5. Por ejemplo, véase Declaración
de Río Sobre Medio Ambiente y Desarrollo,
Principios 5, 8, 20, 25; y Programa 21, Capítulos
1, 2, 3, 23, 24, y 36.
6. Ver Declaración de Río Sobre Medio
Ambiente y Desarrollo, Principio 25.
7. Dentro del contexto del principio de ciudadanía
mundial, este programa debería ser "llevado
a cabo por diversos actores de acuerdo con las diferentes
situaciones, capacidades y prioridades de los países
y regiones" (Programa 21, Capítulo 1.6.).

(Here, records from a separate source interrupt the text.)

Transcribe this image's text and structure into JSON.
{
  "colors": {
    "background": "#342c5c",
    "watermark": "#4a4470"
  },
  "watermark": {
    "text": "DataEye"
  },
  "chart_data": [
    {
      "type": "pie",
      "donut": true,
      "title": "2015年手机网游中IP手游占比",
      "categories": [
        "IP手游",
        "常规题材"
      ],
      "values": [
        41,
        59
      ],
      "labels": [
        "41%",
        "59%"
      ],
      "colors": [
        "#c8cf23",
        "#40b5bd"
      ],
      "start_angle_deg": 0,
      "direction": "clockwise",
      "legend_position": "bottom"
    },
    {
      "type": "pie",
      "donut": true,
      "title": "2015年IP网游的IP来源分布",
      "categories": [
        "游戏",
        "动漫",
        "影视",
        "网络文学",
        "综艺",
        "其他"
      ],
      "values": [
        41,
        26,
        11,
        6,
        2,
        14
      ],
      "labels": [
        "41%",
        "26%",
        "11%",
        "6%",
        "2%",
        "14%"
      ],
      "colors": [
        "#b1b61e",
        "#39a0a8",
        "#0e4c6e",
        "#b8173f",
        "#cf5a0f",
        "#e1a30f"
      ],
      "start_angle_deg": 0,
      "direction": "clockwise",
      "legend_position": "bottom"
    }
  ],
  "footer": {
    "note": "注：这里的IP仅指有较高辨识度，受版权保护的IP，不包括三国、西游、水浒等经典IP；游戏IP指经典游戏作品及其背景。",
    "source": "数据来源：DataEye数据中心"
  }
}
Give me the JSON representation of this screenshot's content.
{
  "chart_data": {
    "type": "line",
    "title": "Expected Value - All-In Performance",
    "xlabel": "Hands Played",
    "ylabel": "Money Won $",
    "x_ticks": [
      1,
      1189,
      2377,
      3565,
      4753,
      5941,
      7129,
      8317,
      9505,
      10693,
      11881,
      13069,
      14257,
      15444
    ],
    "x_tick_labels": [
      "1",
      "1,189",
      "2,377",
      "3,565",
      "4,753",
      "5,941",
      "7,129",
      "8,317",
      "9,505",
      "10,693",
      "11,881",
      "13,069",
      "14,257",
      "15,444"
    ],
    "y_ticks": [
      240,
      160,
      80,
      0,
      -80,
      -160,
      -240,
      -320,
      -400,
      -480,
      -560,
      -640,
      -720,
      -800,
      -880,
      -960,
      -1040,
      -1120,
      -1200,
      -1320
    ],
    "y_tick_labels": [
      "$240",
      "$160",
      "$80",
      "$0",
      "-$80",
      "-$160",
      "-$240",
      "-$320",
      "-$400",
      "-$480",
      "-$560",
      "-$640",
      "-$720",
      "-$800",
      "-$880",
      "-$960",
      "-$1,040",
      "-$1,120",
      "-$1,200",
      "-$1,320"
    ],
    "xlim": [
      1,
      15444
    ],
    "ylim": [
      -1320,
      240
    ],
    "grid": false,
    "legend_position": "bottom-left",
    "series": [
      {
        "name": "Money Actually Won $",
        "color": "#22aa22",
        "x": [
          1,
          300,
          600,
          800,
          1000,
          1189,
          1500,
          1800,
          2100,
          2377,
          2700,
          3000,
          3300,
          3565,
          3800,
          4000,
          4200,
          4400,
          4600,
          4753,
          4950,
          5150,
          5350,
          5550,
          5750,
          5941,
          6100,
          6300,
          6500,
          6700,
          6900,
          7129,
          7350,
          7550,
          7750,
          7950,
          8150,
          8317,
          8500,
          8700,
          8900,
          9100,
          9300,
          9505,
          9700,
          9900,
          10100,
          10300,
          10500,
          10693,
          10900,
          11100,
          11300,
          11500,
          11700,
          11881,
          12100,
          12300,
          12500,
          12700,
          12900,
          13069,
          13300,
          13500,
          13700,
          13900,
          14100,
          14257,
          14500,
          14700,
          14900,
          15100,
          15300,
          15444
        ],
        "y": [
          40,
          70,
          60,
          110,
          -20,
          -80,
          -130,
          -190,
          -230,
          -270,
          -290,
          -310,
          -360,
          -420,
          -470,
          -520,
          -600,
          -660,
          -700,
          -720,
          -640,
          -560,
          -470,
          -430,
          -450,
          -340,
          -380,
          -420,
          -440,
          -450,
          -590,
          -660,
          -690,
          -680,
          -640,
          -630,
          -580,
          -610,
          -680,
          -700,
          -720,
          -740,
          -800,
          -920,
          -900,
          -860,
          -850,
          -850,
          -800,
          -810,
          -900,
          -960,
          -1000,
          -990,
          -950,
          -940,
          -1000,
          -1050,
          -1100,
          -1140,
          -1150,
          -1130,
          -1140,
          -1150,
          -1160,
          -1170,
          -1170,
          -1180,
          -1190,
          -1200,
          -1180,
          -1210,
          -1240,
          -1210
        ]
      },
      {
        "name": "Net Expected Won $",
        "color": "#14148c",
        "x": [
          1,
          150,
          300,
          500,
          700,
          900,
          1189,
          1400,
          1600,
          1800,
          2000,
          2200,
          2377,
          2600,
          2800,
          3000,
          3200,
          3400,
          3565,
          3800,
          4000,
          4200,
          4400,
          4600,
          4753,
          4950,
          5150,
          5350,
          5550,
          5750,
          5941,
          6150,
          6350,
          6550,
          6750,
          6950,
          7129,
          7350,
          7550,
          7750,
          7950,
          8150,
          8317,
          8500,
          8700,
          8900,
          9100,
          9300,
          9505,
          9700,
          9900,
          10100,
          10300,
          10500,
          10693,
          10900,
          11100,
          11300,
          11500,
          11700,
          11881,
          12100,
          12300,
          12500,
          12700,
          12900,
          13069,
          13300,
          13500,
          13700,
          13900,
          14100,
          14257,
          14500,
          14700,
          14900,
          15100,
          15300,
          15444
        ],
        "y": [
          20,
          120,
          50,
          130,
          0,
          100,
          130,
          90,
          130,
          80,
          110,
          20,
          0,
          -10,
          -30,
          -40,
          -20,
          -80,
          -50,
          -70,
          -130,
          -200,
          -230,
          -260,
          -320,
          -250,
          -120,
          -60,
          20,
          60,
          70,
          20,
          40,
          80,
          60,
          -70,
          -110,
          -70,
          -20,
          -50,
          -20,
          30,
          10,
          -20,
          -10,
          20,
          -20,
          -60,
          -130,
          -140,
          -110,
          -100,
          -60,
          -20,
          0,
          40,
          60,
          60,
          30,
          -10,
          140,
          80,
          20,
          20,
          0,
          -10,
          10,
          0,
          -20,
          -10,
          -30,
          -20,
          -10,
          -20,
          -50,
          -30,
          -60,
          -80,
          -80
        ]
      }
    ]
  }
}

8. Programa 21, Capítulo 36.3. declara que
"La educación... debería ser
reconocida como el proceso mediante el cual los
seres humanos y las sociedades pueden lograr su
pleno potencial. La educación es crítica
para promover desarrollo sostenible y para mejorar
la capacidad de los pueblos para enfrentar cuestiones
de medio ambiente y desarrollo...Tanto la educación
formal como la no-formal son indispensables para
cambiar las actitudes de la gente... también
es crítica para lograr comprensión
medio-ambiental y ética, valores y actitudes,
habilidades y conducta consistentes con un desarrollo
sostenible y para una participación pública
efectiva en la toma de decisiones. Para ser efectiva...la
educación...debería abocarse a la
dinámica tanto del medio ambiente físico/biológico
como socio-económico y el desarrollo humano
(lo que puede incluir lo espiritual)."
Programa 21, Capítulo 36.9. llama la atención
a la importancia de promover "amplia comprensión
pública como una parte esencial de un esfuerzo
educacional global para fortalecer actitudes, valores
y acciones
que sean compatibles con desarrollo sostenible."